From the Guidelines
Persistent desaturations in pediatric asthma exacerbation despite improved clinical picture necessitate a thorough evaluation for potential complications or alternative diagnoses, with a focus on optimizing oxygen supplementation and investigating underlying causes, as recommended by recent guidelines 1. When managing pediatric asthma exacerbations, it is crucial to consider the variability in guideline recommendations and clinical practice, as highlighted in a systematic review of 16 asthma exacerbation clinical practice guidelines for children 1. The primary treatment for asthma exacerbations, as outlined in the National Asthma Education and Prevention Program Expert Panel Report 3 guidelines, consists of administration of oxygen, inhaled β2-agonists, and systemic corticosteroids, with the dose and frequency of administration dependent on the severity of the exacerbation 1.
Key considerations in the management of persistent desaturations include:
- Optimizing oxygen supplementation to ensure adequate oxygenation
- Investigating potential complications, such as pneumonia, atelectasis, pneumothorax, or pulmonary embolism, with a chest X-ray
- Intensifying airway clearance with chest physiotherapy and considering hypertonic saline nebulization (3-7%, 4mL every 6-8 hours) for significant mucus plugging
- Continuing bronchodilator therapy with albuterol (2.5-5mg every 4-6 hours) and considering adding ipratropium bromide (250-500mcg every 6-8 hours) for atelectasis
- Ensuring appropriate anti-inflammatory therapy with systemic corticosteroids (prednisolone/prednisone 1-2mg/kg/day, maximum 60mg daily for 3-5 days)
If hypoxemia persists without explanation, consider high-resolution CT imaging to evaluate for subtle airway or parenchymal abnormalities, as ventilation-perfusion mismatch is common in asthma due to regional differences in airway obstruction, leading to persistent hypoxemia despite clinical improvement in other parameters 1.
From the Research
Persistent Desaturations in Pediatric Asthma Exacerbation
- Persistent desaturations in pediatric asthma exacerbation despite improved clinical picture can be a challenging issue to address, and there are several factors to consider when managing such cases 2, 3.
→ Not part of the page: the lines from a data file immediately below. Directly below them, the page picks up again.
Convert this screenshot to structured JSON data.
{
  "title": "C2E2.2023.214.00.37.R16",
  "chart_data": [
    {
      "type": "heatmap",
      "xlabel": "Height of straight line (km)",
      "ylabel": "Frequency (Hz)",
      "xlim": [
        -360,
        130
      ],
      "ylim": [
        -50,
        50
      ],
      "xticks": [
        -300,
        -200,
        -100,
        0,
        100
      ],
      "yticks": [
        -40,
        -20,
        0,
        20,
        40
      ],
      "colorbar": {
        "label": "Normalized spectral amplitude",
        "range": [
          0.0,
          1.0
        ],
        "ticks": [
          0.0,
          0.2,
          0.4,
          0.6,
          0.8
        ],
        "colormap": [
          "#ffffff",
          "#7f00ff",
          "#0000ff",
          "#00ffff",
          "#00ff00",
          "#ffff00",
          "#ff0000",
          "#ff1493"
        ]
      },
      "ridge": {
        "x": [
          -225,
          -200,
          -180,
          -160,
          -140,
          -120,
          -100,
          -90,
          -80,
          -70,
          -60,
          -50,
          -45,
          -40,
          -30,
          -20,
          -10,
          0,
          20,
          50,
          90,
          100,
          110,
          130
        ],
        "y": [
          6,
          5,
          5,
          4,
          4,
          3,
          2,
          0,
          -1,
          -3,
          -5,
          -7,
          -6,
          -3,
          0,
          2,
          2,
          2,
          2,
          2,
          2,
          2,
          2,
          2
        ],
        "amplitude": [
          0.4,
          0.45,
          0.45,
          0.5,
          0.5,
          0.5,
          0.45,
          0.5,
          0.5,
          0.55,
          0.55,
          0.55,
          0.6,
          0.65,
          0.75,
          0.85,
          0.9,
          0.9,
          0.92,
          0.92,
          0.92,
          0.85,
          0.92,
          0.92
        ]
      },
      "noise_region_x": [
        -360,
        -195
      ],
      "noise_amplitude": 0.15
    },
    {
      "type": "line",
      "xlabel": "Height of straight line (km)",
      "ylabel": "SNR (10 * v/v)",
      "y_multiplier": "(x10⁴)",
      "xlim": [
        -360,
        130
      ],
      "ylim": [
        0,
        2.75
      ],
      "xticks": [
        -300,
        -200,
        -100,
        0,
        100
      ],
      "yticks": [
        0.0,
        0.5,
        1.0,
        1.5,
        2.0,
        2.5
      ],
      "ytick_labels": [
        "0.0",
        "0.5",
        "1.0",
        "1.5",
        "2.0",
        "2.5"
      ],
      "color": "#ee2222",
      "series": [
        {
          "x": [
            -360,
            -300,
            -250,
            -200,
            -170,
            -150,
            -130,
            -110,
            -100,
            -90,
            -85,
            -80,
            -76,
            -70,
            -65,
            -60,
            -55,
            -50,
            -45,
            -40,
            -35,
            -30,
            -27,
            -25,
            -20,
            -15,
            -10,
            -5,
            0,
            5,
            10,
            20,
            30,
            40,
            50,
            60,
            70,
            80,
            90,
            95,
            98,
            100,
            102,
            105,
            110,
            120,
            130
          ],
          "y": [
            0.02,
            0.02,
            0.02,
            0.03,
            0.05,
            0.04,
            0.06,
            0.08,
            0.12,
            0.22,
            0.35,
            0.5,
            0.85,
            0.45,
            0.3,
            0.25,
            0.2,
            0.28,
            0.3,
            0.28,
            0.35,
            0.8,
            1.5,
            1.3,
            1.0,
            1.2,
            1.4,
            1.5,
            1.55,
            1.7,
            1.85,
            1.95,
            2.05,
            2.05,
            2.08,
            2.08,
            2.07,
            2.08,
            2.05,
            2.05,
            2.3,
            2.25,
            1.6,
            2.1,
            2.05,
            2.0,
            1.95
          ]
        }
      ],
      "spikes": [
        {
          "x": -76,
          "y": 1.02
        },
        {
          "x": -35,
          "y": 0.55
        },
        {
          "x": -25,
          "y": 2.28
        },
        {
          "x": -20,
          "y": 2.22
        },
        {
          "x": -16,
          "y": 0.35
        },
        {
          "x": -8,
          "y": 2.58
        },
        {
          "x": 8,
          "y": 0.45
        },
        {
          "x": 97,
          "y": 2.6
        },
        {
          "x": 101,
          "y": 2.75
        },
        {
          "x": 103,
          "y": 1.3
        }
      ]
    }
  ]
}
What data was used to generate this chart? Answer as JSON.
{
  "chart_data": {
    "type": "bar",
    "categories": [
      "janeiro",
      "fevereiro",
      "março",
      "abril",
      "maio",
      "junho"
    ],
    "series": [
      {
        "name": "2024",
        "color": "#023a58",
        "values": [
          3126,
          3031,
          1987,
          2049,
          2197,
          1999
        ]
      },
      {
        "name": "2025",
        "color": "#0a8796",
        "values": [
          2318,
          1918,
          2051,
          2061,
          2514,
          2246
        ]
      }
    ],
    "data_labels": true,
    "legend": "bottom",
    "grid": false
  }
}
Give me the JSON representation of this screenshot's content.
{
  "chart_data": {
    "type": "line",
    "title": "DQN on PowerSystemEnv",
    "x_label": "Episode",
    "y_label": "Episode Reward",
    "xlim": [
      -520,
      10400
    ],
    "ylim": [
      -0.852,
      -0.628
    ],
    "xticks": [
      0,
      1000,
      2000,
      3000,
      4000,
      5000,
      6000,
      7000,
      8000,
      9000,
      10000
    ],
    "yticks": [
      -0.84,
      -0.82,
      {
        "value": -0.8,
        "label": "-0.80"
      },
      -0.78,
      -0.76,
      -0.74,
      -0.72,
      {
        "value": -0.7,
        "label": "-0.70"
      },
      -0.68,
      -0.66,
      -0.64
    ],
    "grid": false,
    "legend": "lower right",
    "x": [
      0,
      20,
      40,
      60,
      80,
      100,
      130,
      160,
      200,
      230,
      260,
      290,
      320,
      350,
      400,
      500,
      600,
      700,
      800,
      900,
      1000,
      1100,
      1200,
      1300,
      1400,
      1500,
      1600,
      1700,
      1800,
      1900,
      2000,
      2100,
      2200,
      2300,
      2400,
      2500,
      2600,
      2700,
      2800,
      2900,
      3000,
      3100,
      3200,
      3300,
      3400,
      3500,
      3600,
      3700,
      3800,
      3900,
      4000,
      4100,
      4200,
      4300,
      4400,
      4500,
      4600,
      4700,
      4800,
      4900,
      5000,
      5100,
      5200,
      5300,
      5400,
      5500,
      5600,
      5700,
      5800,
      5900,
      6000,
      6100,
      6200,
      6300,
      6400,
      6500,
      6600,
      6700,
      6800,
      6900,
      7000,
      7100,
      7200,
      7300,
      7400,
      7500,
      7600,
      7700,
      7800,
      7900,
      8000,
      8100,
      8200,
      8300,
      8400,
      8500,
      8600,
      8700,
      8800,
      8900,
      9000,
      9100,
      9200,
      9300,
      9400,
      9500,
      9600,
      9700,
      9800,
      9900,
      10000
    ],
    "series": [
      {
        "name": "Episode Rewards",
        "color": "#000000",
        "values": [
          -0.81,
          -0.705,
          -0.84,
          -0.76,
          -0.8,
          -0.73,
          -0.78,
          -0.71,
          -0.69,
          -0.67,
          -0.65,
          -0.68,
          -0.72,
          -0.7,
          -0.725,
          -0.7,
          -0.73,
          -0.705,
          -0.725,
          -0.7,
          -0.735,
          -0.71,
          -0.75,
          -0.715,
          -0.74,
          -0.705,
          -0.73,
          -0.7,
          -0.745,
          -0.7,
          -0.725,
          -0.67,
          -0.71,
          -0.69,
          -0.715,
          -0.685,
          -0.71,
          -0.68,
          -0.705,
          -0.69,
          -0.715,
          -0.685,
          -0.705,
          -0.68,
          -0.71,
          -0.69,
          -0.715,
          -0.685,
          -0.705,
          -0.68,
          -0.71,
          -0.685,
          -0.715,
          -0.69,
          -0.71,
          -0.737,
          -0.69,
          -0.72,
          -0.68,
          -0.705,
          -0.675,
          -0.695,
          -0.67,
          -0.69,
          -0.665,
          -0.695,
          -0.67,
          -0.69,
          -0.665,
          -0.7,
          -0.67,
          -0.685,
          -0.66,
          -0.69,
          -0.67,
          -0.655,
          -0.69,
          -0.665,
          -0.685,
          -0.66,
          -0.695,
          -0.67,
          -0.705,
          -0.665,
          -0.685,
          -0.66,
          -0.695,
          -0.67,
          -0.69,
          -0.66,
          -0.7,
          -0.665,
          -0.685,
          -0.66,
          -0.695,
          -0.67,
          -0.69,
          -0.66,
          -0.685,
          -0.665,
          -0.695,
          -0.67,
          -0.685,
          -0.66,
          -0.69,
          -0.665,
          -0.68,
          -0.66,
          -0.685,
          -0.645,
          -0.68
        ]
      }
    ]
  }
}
- According to the study by 2, asthma exacerbations in children can be managed with inhaled corticosteroids, short-acting beta2 agonists, and oral corticosteroids, and the goal is to improve symptoms and lung function to 60-80% of predicted values.
- However, some studies suggest that despite improved clinical picture, persistent desaturations can still occur, and this may be due to various factors such as underlying inflammation, airway obstruction, or other comorbidities 4, 5.
- The use of additional therapies such as magnesium sulfate, heliox, or biologic therapy may be considered in severe or difficult-to-control cases, but the evidence for their use is limited and more research is needed to determine their effectiveness 6, 4, 5.
- Close monitoring and follow-up are crucial in managing pediatric asthma exacerbations, and education on asthma action plans and trigger avoidance can help prevent future exacerbations 2, 3.